Harvard Library offers the Harvard community free access to the Harvard Library Public Domain Corpus, a collection of approximately one million digitized public domain books.
This resource, created through a previous partnership with Google Books, is designed to support a wide range of research, teaching, and creative endeavors — including innovative applications such as training large language models (LLMs).
The corpus includes:
- 350 million digitized page images
- 220 billion tokens of machine-readable text
- Materials spanning over 230 languages, with most works in English, German, and French
- A diverse range of topics and genres, primarily from the 1800s and early 1900s
In addition to the texts, associated metadata is available in an easily usable format to encourage further exploration and reuse.
Use Policies
Policy for the Harvard Library Public Domain Corpus
The Harvard Library Public Domain Corpus [“HLPDC”] is made available to the Harvard community via request and is limited to non-profit, educational, and research uses only within the Harvard community.
Requestors will agree to a binding Terms of Use agreement reflecting the Policies that will be presented for review upon request.
Harvard faculty, students, and staff that use the HLPDC are responsible for complying with the copyright laws in their respective jurisdiction.
As a matter of good scholarly practice, Harvard Library requests that faculty, students, and staff using Harvard Library Public Domain Corpus provide the following appropriate citation to the source of reproductions:
“Harvard Library Public Domain Corpus”
by Harvard Library
Policy for the Metadata of the Harvard Library Public Domain Corpus
Pursuant to its Open Metadata Policy (detailed here at bottom of the page), the Harvard Library also makes the Harvard Library Public Domain Corpus’s set of bibliographic records and associated collection metadata available for public use under the CC0 1.0 Public Domain Designation.
Although Harvard does not impose any legally binding conditions on access to the Metadata, Harvard requests that you act in accordance with the Community Norms of the Harvard Library with respect to the Metadata, and provide the following appropriate citation:
“Harvard Library Public Domain Corpus Metadata”
by Harvard Library is marked with CC0 1.0
These policies are subject to the clarifications below:
Public domain
Some works that are in the public domain in the U.S. may remain in copyright in other countries. The nature of collections, however, is such that copyright or other information about restrictions may be difficult or even impossible to determine. The absence of explicit information on copyright is no guarantee, therefore, that a work is in the public domain either in the U.S. or abroad. Nor can Harvard Library guarantee the accuracy of any information about copyright status of the Harvard Library Public Domain Corpus that it does provide. The Library makes no express or implied warranty to others who wish to use digital reproductions of items found in its collections. Users are solely responsible for making independent legal assessments of an item's status in the arena in which it is to be used.
Non-copyright restrictions
Some uses of materials within the Harvard Library Public Domain Corpus may be restricted by trademark, privacy, publicity rights, donor requirements, or other such rights or restrictions. It is the user's sole responsibility to consider the possibility that such rights or restrictions may be involved and to secure any needed permissions.
Citation and credit
Harvard Library requests as a matter of good scholarly practice that appropriate citations be provided to the source of the corpus that is used in any work.
“Harvard Library Public Domain Corpus”
by Harvard Library
“Harvard Library Public Domain Corpus Metadata”
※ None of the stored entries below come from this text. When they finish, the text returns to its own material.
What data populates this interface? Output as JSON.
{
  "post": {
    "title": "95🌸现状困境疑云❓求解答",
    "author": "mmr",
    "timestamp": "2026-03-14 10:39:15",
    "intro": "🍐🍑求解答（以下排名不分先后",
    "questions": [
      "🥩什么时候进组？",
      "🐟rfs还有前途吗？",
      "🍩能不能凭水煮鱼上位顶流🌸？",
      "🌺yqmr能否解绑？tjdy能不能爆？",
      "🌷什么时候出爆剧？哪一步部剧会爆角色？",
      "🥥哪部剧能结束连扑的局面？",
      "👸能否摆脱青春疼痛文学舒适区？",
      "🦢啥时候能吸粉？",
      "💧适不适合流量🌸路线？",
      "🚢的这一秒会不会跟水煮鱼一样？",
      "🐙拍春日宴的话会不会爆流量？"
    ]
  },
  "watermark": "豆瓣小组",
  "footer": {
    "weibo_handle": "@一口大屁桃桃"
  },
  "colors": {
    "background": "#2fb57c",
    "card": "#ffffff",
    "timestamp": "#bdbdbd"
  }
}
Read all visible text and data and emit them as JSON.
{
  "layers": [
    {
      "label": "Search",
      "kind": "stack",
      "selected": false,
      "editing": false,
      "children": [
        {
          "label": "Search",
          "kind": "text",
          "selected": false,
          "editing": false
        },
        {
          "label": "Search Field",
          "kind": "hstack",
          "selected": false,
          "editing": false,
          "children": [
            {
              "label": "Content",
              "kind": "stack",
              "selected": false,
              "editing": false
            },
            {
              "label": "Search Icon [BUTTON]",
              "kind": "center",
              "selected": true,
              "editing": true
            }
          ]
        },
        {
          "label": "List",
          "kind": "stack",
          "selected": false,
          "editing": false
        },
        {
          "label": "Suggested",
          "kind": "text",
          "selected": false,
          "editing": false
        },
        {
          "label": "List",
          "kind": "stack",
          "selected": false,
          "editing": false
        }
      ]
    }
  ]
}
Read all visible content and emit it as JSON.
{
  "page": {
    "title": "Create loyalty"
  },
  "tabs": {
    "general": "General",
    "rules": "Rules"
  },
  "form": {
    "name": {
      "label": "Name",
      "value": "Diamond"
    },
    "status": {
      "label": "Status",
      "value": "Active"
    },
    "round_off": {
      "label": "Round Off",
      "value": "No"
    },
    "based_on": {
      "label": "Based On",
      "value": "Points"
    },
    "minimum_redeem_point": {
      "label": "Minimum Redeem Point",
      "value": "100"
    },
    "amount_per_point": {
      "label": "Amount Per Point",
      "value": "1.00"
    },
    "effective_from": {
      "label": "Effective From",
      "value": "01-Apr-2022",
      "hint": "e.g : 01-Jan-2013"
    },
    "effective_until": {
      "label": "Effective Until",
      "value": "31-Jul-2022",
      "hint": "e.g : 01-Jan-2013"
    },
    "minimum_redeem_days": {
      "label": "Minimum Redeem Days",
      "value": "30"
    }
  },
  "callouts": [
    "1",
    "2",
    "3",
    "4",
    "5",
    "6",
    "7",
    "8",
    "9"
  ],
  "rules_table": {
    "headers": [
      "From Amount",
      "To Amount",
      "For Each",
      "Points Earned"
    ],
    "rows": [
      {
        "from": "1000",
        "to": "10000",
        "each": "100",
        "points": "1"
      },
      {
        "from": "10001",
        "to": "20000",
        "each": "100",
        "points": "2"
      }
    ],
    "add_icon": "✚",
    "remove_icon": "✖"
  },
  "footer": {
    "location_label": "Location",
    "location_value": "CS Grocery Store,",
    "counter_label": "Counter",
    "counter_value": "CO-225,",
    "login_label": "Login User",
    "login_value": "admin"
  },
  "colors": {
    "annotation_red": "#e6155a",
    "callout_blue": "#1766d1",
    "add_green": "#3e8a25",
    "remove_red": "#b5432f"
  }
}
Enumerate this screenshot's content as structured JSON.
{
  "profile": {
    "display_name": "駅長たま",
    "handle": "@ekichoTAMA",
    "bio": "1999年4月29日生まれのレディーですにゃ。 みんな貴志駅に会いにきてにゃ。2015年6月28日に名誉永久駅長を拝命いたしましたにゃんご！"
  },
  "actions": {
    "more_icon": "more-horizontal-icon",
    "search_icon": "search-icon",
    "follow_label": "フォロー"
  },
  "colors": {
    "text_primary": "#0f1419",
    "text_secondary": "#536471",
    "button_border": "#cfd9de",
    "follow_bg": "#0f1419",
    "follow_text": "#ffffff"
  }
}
by Harvard Library is marked with CC0 1.0
Harvard Marks/Name
Users of the Harvard Library Public Domain Corpus should not suggest or imply that Harvard Library endorses, approves of, or participated in their projects. Harvard's name should not be used in the title or the name of the product, and it should not be added by the user as a metadata search term, website name, or web address, or be large or prominent. The use of the Harvard name or trademarks for any purpose other than standard source citation requires the prior approval of the Harvard University Trademark Program.
Disclaimer
The use of the Harvard Library Public Domain Corpus made available by the Harvard Library shall be at the user's sole risk. To the fullest extent permitted by law, Harvard disclaims all warranties of any kind (express, implied or otherwise), including but not limited to any implied warranties of merchantability, fitness for a particular use, non-infringement, and/or as to the accuracy or completeness of content or related information, in connection with such digital reproductions and your use thereof. Harvard shall not be responsible or liable for any damage that may occur due to your use of any material that Harvard Library makes openly available. As used in this paragraph, "Harvard" includes Harvard Library, Harvard University and their respective governing board members, officers, employees, agents and affiliates.